# A little gift for a lovely friend



## ichliebedich

Could someone please help me with this? I'd like to write a friend in Dutch saying:

Here's a little gift for a lovely friend who make me feel like the luckiest person on the face of the Earth! 

Hugs N Kisses!




Heel erg bedankt!


----------



## ichliebedich

Does it go along this line? Maybe something like...?

Hier is een kleine gift voor een mooie vriend die me maken als de gelukkigste persoon op het gezicht van de Aarde voelen!


----------



## teorema

I would say:
Hier is een cadeautje voor een fantastische vriend die me de gelukkigste persoon op aarde maakt!

It is nor clear if the friend refers to male or female person. If you refer to a female friend, us should use "vriendin".


----------



## ichliebedich

Hoi! Dank je wel! 

Does it make sense to tell my friend:

"U bent zo nadenkend, zo zoet!" ?


----------



## Joannes

ichliebedich said:


> Hoi! Dank je wel!
> 
> Does it make sense to tell my friend:
> 
> "U bent zo nadenkend, zo zoet!" ?


I'm afraid it doesn't. If this was meant to mean 'you are so thoughtful, so sweet', I would suggest *je bent zo attent, zo lief*.


----------



## ichliebedich

I have sent her the postcard with "U bent zo nadenkend, zo zoet"! 
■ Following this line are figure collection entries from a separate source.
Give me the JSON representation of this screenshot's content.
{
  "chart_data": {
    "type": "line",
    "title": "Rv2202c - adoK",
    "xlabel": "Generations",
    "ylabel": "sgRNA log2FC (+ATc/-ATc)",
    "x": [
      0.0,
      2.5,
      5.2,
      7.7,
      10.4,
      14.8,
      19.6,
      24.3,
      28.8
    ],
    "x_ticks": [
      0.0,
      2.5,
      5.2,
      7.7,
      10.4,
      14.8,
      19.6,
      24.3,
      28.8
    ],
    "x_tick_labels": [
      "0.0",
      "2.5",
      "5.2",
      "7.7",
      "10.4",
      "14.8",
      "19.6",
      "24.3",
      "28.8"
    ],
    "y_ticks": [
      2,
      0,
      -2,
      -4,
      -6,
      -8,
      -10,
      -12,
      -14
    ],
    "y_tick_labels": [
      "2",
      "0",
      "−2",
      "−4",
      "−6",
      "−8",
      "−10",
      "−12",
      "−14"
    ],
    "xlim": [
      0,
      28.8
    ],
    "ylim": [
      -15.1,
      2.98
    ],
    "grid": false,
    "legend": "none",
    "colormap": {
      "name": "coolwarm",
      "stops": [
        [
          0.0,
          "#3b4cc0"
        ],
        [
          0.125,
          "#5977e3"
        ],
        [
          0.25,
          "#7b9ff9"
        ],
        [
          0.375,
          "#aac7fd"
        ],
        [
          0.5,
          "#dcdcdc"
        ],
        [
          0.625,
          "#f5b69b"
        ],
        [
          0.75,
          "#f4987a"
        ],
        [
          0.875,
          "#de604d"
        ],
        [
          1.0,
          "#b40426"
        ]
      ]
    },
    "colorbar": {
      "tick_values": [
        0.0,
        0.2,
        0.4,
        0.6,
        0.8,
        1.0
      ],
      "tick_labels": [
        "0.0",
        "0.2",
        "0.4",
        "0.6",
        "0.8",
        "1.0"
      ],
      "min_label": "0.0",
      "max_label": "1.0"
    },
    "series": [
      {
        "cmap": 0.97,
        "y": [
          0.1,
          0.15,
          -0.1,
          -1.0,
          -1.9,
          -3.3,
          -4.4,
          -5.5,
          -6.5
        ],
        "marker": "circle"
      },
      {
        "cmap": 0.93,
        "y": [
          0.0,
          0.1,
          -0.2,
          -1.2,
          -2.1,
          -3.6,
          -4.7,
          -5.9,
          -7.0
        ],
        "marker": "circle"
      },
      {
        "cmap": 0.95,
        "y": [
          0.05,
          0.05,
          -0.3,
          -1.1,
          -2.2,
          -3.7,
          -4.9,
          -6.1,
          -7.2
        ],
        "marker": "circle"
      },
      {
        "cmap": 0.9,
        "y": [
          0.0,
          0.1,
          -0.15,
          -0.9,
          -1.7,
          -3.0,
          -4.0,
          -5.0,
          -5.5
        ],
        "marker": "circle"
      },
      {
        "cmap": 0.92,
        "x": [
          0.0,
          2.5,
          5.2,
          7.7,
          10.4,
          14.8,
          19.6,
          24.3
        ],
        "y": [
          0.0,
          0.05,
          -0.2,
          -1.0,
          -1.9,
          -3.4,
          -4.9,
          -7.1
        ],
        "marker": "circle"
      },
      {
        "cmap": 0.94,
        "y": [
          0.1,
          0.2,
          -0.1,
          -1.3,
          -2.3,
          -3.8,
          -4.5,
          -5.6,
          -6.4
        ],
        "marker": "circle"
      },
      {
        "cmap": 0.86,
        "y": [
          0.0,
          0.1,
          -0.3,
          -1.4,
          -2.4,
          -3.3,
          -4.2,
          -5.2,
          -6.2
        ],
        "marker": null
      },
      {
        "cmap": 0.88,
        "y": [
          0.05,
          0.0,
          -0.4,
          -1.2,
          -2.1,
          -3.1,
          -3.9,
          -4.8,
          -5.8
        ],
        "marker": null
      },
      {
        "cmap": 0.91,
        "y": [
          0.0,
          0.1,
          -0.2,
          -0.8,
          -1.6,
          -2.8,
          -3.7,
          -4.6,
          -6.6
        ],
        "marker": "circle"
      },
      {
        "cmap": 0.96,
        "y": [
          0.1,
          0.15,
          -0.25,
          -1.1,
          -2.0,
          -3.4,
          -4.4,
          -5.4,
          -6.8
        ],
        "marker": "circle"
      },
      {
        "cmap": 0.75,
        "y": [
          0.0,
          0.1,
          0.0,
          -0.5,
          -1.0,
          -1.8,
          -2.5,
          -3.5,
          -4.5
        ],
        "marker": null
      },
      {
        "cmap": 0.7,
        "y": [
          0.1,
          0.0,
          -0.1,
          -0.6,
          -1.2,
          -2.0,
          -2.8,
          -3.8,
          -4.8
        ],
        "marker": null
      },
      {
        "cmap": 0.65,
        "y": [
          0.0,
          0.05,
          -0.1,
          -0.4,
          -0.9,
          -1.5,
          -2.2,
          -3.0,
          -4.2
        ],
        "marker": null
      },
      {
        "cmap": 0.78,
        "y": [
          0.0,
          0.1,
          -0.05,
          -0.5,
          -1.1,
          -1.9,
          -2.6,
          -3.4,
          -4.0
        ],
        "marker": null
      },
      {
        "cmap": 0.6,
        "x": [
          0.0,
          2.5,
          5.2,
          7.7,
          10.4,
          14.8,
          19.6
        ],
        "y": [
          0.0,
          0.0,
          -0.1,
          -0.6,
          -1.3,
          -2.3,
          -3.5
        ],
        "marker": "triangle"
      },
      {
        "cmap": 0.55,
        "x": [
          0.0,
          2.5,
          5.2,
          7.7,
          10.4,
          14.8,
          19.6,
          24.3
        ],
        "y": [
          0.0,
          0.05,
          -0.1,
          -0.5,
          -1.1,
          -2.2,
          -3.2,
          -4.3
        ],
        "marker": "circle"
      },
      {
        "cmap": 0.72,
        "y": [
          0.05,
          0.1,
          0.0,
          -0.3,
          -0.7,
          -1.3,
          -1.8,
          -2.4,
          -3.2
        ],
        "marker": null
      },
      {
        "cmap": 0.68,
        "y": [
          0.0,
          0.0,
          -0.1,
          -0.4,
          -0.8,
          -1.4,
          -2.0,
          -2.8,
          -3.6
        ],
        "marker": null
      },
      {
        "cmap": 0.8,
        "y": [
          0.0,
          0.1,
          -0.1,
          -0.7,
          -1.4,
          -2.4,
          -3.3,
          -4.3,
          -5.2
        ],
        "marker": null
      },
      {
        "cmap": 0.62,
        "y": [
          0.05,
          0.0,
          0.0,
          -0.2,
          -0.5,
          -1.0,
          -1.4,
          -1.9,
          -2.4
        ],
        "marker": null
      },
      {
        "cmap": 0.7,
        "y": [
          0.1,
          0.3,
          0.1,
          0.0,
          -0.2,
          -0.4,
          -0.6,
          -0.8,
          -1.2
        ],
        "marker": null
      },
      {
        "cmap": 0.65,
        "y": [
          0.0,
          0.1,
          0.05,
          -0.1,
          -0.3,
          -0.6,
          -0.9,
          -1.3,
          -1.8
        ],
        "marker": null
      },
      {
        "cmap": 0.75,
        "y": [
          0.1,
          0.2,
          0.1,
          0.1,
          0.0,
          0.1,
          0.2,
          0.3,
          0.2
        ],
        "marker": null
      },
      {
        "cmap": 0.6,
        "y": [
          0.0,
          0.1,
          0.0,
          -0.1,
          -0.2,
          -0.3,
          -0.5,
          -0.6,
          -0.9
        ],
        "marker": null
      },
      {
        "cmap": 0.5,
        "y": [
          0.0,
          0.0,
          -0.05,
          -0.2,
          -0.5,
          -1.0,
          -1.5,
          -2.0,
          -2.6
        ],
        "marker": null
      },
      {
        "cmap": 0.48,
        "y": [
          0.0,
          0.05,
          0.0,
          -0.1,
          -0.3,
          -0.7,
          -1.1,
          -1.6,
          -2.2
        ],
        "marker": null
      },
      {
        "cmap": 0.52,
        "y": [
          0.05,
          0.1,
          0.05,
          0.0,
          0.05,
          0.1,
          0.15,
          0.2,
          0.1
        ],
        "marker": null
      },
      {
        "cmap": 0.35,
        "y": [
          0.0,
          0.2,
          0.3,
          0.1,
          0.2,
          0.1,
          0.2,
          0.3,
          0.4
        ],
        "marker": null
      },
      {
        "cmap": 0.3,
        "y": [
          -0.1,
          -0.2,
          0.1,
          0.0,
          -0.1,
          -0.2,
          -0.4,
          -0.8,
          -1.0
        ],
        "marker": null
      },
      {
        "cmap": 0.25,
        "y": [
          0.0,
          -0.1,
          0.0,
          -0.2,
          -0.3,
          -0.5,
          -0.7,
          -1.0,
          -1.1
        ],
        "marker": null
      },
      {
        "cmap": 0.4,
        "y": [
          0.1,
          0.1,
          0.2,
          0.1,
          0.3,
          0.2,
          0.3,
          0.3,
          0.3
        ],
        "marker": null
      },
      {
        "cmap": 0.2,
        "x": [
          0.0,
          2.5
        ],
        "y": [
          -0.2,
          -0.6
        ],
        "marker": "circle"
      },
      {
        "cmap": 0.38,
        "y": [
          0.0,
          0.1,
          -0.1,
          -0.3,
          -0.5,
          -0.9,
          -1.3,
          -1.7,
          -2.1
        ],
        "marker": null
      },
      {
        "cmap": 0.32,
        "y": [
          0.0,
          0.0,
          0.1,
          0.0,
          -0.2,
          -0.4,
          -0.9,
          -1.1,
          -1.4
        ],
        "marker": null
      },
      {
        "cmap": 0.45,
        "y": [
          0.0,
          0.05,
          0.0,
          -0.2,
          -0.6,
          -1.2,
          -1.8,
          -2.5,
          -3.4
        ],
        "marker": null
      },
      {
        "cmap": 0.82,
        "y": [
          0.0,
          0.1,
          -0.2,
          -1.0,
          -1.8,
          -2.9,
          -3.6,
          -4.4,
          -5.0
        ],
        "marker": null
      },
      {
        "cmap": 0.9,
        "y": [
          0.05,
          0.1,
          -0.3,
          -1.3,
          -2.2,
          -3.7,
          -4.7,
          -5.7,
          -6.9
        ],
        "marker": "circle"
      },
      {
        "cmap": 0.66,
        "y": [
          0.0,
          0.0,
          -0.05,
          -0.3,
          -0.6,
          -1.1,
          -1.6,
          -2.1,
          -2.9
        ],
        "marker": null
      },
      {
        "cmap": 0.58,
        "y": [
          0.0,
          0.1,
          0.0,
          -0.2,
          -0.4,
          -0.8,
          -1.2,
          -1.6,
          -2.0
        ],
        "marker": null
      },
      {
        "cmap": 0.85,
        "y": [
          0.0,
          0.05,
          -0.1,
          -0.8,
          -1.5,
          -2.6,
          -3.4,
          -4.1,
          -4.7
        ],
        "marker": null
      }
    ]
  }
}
Haha, I believe she forgive me for my very lousy Dutch!  But hey, how did you figure that I was going to tell her that she's so thoughtful, so sweet? You think she will be able to make "a little" sense out of it anyway?


----------



## HKK

"U bent zo nadenkend, zo zoet" sounds _very_ poetic In English, it would render something like "Milady, you are so pensive, so sweet". Or even "Thou art so pensive, so sweet." Your friend should not be disappointed to receive your postcard. It's not everyday language but it's beautifully said


----------



## ichliebedich

Haha  That's good enough! 

To everyone who have been so helpful: Heel erg bedankt! Dank je wel!


----------